The list goes on. A tobacco smoker is increasingly becoming a pariah in today's America.

Anne Arundel County is now joining this move. Under a directive from County Executive Robert R. Neall, smoking will be banned in 221 facilities and buildings owned or leased by the county.

"Smoking clearly poses a significant risk to the health of smokers and others who are exposed to tobacco smoke," the executive said. "It is increasingly apparent that we must provide our employees a smoke-free environment."

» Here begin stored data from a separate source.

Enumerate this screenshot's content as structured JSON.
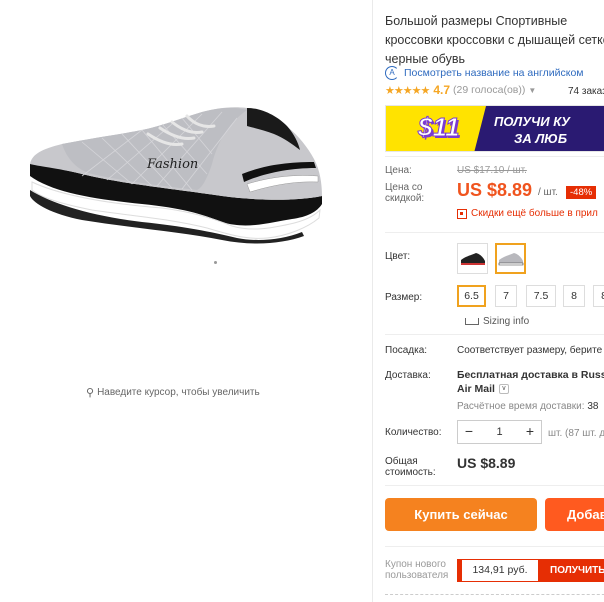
{
  "gallery": {
    "zoom_hint": "Наведите курсор, чтобы увеличить",
    "shoe_logo_text": "Fashion"
  },
  "product": {
    "title": "Большой размеры Спортивные кроссовки кроссовки с дышащей сеткой черные обувь",
    "translate_link": "Посмотреть название на английском",
    "rating": {
      "value": "4.7",
      "stars_out_of_5": 4.7,
      "votes": "(29 голоса(ов))",
      "orders": "74 заказ"
    },
    "banner": {
      "price": "$11",
      "line1": "ПОЛУЧИ КУ",
      "line2": "ЗА ЛЮБ"
    },
    "pricing": {
      "price_label": "Цена:",
      "old_price": "US $17.10 / шт.",
      "discount_label": "Цена со скидкой:",
      "new_price": "US $8.89",
      "unit": "/ шт.",
      "discount_badge": "-48%",
      "more_discounts": "Скидки ещё больше в прил"
    },
    "color": {
      "label": "Цвет:",
      "options": [
        "black-shoe",
        "grey-shoe"
      ],
      "selected_index": 1
    },
    "size": {
      "label": "Размер:",
      "options": [
        "6.5",
        "7",
        "7.5",
        "8",
        "8"
      ],
      "selected": "6.5",
      "sizing_info": "Sizing info"
    },
    "fit": {
      "label": "Посадка:",
      "value": "Соответствует размеру, берите"
    },
    "shipping": {
      "label": "Доставка:",
      "value_line1": "Бесплатная доставка в Russi",
      "value_line2": "Air Mail",
      "time_label": "Расчётное время доставки:",
      "time_value": "38"
    },
    "quantity": {
      "label": "Количество:",
      "minus": "−",
      "value": "1",
      "plus": "+",
      "unit_info": "шт. (87 шт. д"
    },
    "total": {
      "label": "Общая стоимость:",
      "value": "US $8.89"
    },
    "buttons": {
      "buy_now": "Купить сейчас",
      "add_to_cart": "Добав"
    },
    "coupon": {
      "label": "Купон нового пользователя",
      "value": "134,91 руб.",
      "action": "ПОЛУЧИТЬ"
    }
  },
  "colors": {
    "accent_orange": "#f5821f",
    "price_red": "#f0541e",
    "badge_red": "#e62e04",
    "link_blue": "#2f6bbf",
    "star_gold": "#f5a623",
    "banner_navy": "#2a1a72",
    "banner_yellow": "#ffe300"
  }
}
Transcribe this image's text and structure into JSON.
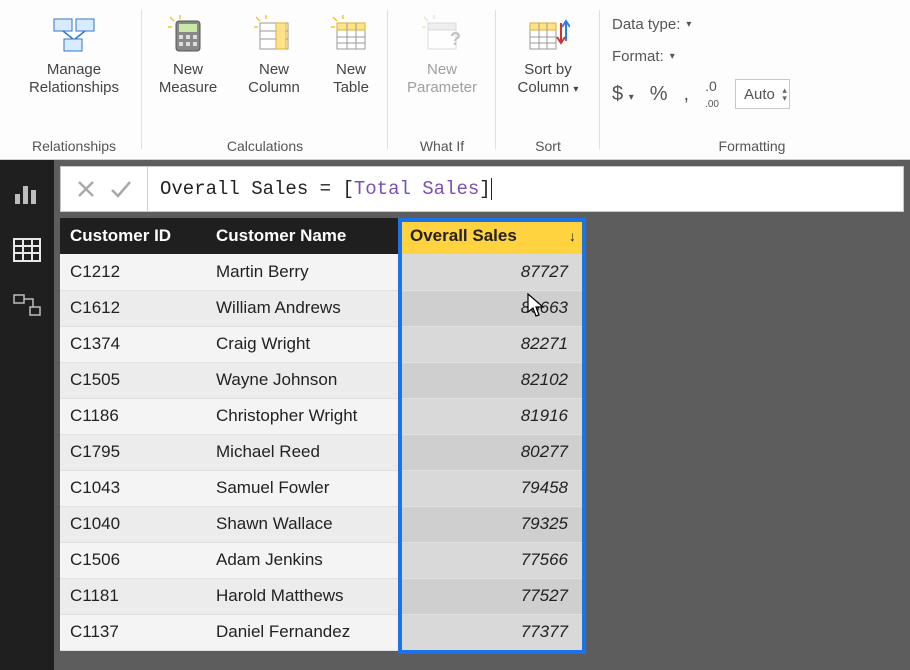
{
  "ribbon": {
    "relationships": {
      "manage": "Manage\nRelationships",
      "group": "Relationships"
    },
    "calculations": {
      "measure": "New\nMeasure",
      "column": "New\nColumn",
      "table": "New\nTable",
      "group": "Calculations"
    },
    "whatif": {
      "parameter": "New\nParameter",
      "group": "What If"
    },
    "sort": {
      "sortby": "Sort by\nColumn",
      "group": "Sort"
    },
    "formatting": {
      "datatype_label": "Data type:",
      "format_label": "Format:",
      "currency": "$",
      "percent": "%",
      "comma": ",",
      "precision": "Auto",
      "group": "Formatting"
    }
  },
  "formula": {
    "measure_name": "Overall Sales",
    "equals": " = ",
    "ref": "Total Sales"
  },
  "table": {
    "columns": {
      "id": "Customer ID",
      "name": "Customer Name",
      "sales": "Overall Sales"
    },
    "rows": [
      {
        "id": "C1212",
        "name": "Martin Berry",
        "sales": "87727"
      },
      {
        "id": "C1612",
        "name": "William Andrews",
        "sales": "86663"
      },
      {
        "id": "C1374",
        "name": "Craig Wright",
        "sales": "82271"
      },
      {
        "id": "C1505",
        "name": "Wayne Johnson",
        "sales": "82102"
      },
      {
        "id": "C1186",
        "name": "Christopher Wright",
        "sales": "81916"
      },
      {
        "id": "C1795",
        "name": "Michael Reed",
        "sales": "80277"
      },
      {
        "id": "C1043",
        "name": "Samuel Fowler",
        "sales": "79458"
      },
      {
        "id": "C1040",
        "name": "Shawn Wallace",
        "sales": "79325"
      },
      {
        "id": "C1506",
        "name": "Adam Jenkins",
        "sales": "77566"
      },
      {
        "id": "C1181",
        "name": "Harold Matthews",
        "sales": "77527"
      },
      {
        "id": "C1137",
        "name": "Daniel Fernandez",
        "sales": "77377"
      }
    ]
  }
}
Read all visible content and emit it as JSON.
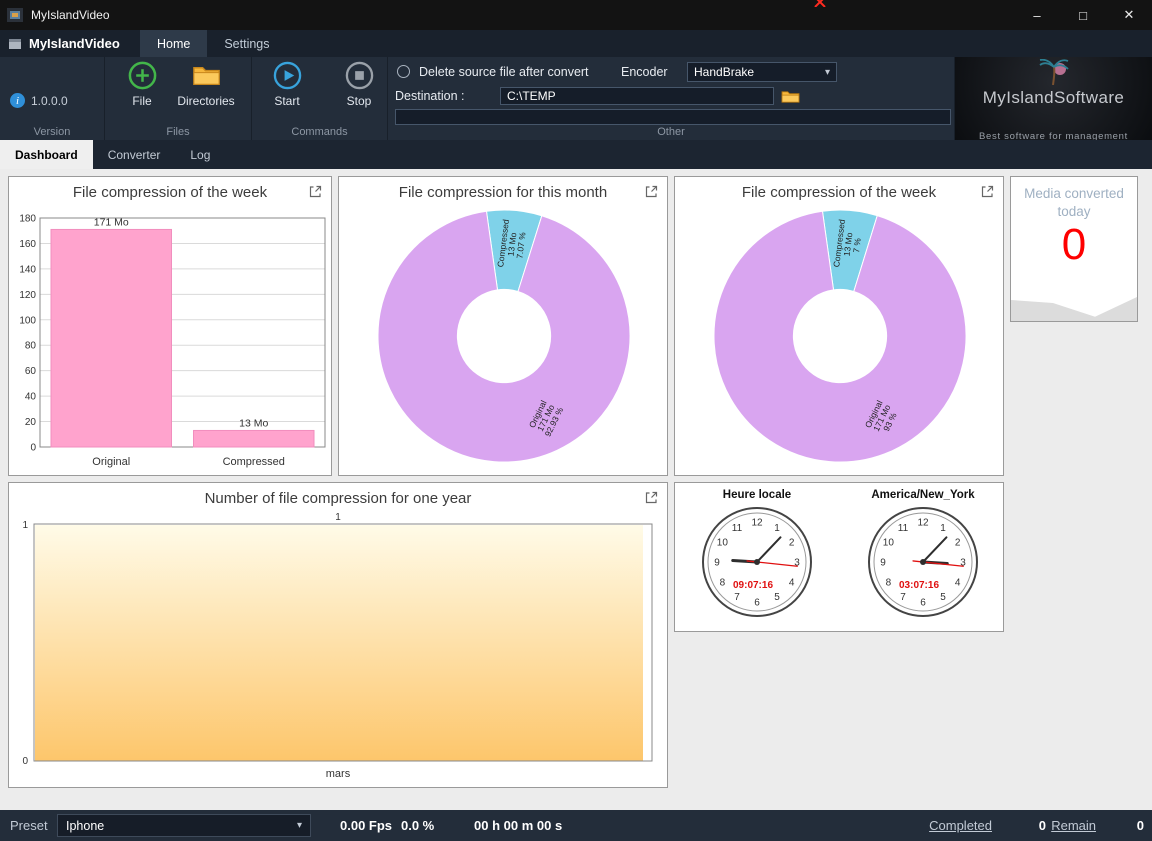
{
  "window": {
    "title": "MyIslandVideo",
    "brand": "MyIslandVideo",
    "menu_tabs": [
      {
        "label": "Home",
        "active": true
      },
      {
        "label": "Settings",
        "active": false
      }
    ]
  },
  "icons": {
    "minimize": "–",
    "maximize": "□",
    "close": "✕",
    "dropdown": "▾",
    "info": "i"
  },
  "ribbon": {
    "version": {
      "value": "1.0.0.0",
      "group_label": "Version"
    },
    "files": {
      "group_label": "Files",
      "buttons": [
        {
          "label": "File",
          "icon": "add-file-icon"
        },
        {
          "label": "Directories",
          "icon": "folder-icon"
        }
      ]
    },
    "commands": {
      "group_label": "Commands",
      "buttons": [
        {
          "label": "Start",
          "icon": "play-icon"
        },
        {
          "label": "Stop",
          "icon": "stop-icon"
        }
      ]
    },
    "other": {
      "group_label": "Other",
      "delete_checkbox_label": "Delete source file after convert",
      "delete_checkbox_checked": false,
      "encoder_label": "Encoder",
      "encoder_value": "HandBrake",
      "destination_label": "Destination :",
      "destination_value": "C:\\TEMP",
      "progress_percent": 0
    },
    "logo": {
      "title": "MyIslandSoftware",
      "tagline": "Best software for management"
    }
  },
  "view_tabs": [
    {
      "label": "Dashboard",
      "active": true
    },
    {
      "label": "Converter",
      "active": false
    },
    {
      "label": "Log",
      "active": false
    }
  ],
  "media_card": {
    "title": "Media converted today",
    "value": "0"
  },
  "clocks": {
    "local": {
      "title": "Heure locale",
      "time": "09:07:16",
      "h": 9,
      "m": 7,
      "s": 16
    },
    "newyork": {
      "title": "America/New_York",
      "time": "03:07:16",
      "h": 3,
      "m": 7,
      "s": 16
    }
  },
  "statusbar": {
    "preset_label": "Preset",
    "preset_value": "Iphone",
    "fps": "0.00 Fps",
    "percent": "0.0 %",
    "elapsed": "00 h 00 m 00 s",
    "completed_label": "Completed",
    "completed_value": "0",
    "remain_label": "Remain",
    "remain_value": "0"
  },
  "chart_data": [
    {
      "id": "week_bar",
      "type": "bar",
      "title": "File compression of the week",
      "categories": [
        "Original",
        "Compressed"
      ],
      "values": [
        171,
        13
      ],
      "value_labels": [
        "171 Mo",
        "13 Mo"
      ],
      "unit": "Mo",
      "ylim": [
        0,
        180
      ],
      "ytick_step": 20,
      "grid": true,
      "legend": "none",
      "bar_color": "#ffa3cd",
      "bar_border": "#f18ebe"
    },
    {
      "id": "month_donut",
      "type": "pie",
      "title": "File compression for this month",
      "hole_ratio": 0.37,
      "start_angle": -8,
      "slices": [
        {
          "name": "Compressed",
          "value": 7.07,
          "color": "#7fd2e9",
          "label_lines": [
            "Compressed",
            "13 Mo",
            "7.07 %"
          ],
          "label_angle": 5,
          "label_radius": 92,
          "label_rotate": -83
        },
        {
          "name": "Original",
          "value": 92.93,
          "color": "#d9a5f0",
          "label_lines": [
            "Original",
            "171 Mo",
            "92.93 %"
          ],
          "label_angle": 153,
          "label_radius": 92,
          "label_rotate": -64
        }
      ]
    },
    {
      "id": "week_donut",
      "type": "pie",
      "title": "File compression of the week",
      "hole_ratio": 0.37,
      "start_angle": -8,
      "slices": [
        {
          "name": "Compressed",
          "value": 7,
          "color": "#7fd2e9",
          "label_lines": [
            "Compressed",
            "13 Mo",
            "7 %"
          ],
          "label_angle": 5,
          "label_radius": 92,
          "label_rotate": -83
        },
        {
          "name": "Original",
          "value": 93,
          "color": "#d9a5f0",
          "label_lines": [
            "Original",
            "171 Mo",
            "93 %"
          ],
          "label_angle": 153,
          "label_radius": 92,
          "label_rotate": -64
        }
      ]
    },
    {
      "id": "year_area",
      "type": "area",
      "title": "Number of file compression for one year",
      "categories": [
        "mars"
      ],
      "values": [
        1
      ],
      "point_label": "1",
      "ylim": [
        0,
        1
      ],
      "fill_top": "#fffbe8",
      "fill_bottom": "#fdc66b"
    },
    {
      "id": "media_sparkline",
      "type": "area",
      "values": [
        0.5,
        0.42,
        0.06,
        0.58
      ],
      "fill": "#dcdcdc"
    }
  ]
}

It is not often that local governments intervene in their employees' or taxpayers private behavior and lifestyle, nor is it always desirable. Smoking is an exception, prompted by strong evidence that the health hazards linked to smoking make such an intervention necessary.

The smoking ban will surely inconvenience some people, but there is a compelling public interest in protecting the health of non-smokers.

Smoking is a major cause of cancer, and new studies are underscoring the hazards of second-hand smoke. It is estimated that more than 700 Anne Arundel residents die of cancer each year. That makes the county's cancer death rate significantly higher than most of Maryland, which has the worst incidence of cancer in the nation. The county ban sends yet another message about this dangerous link.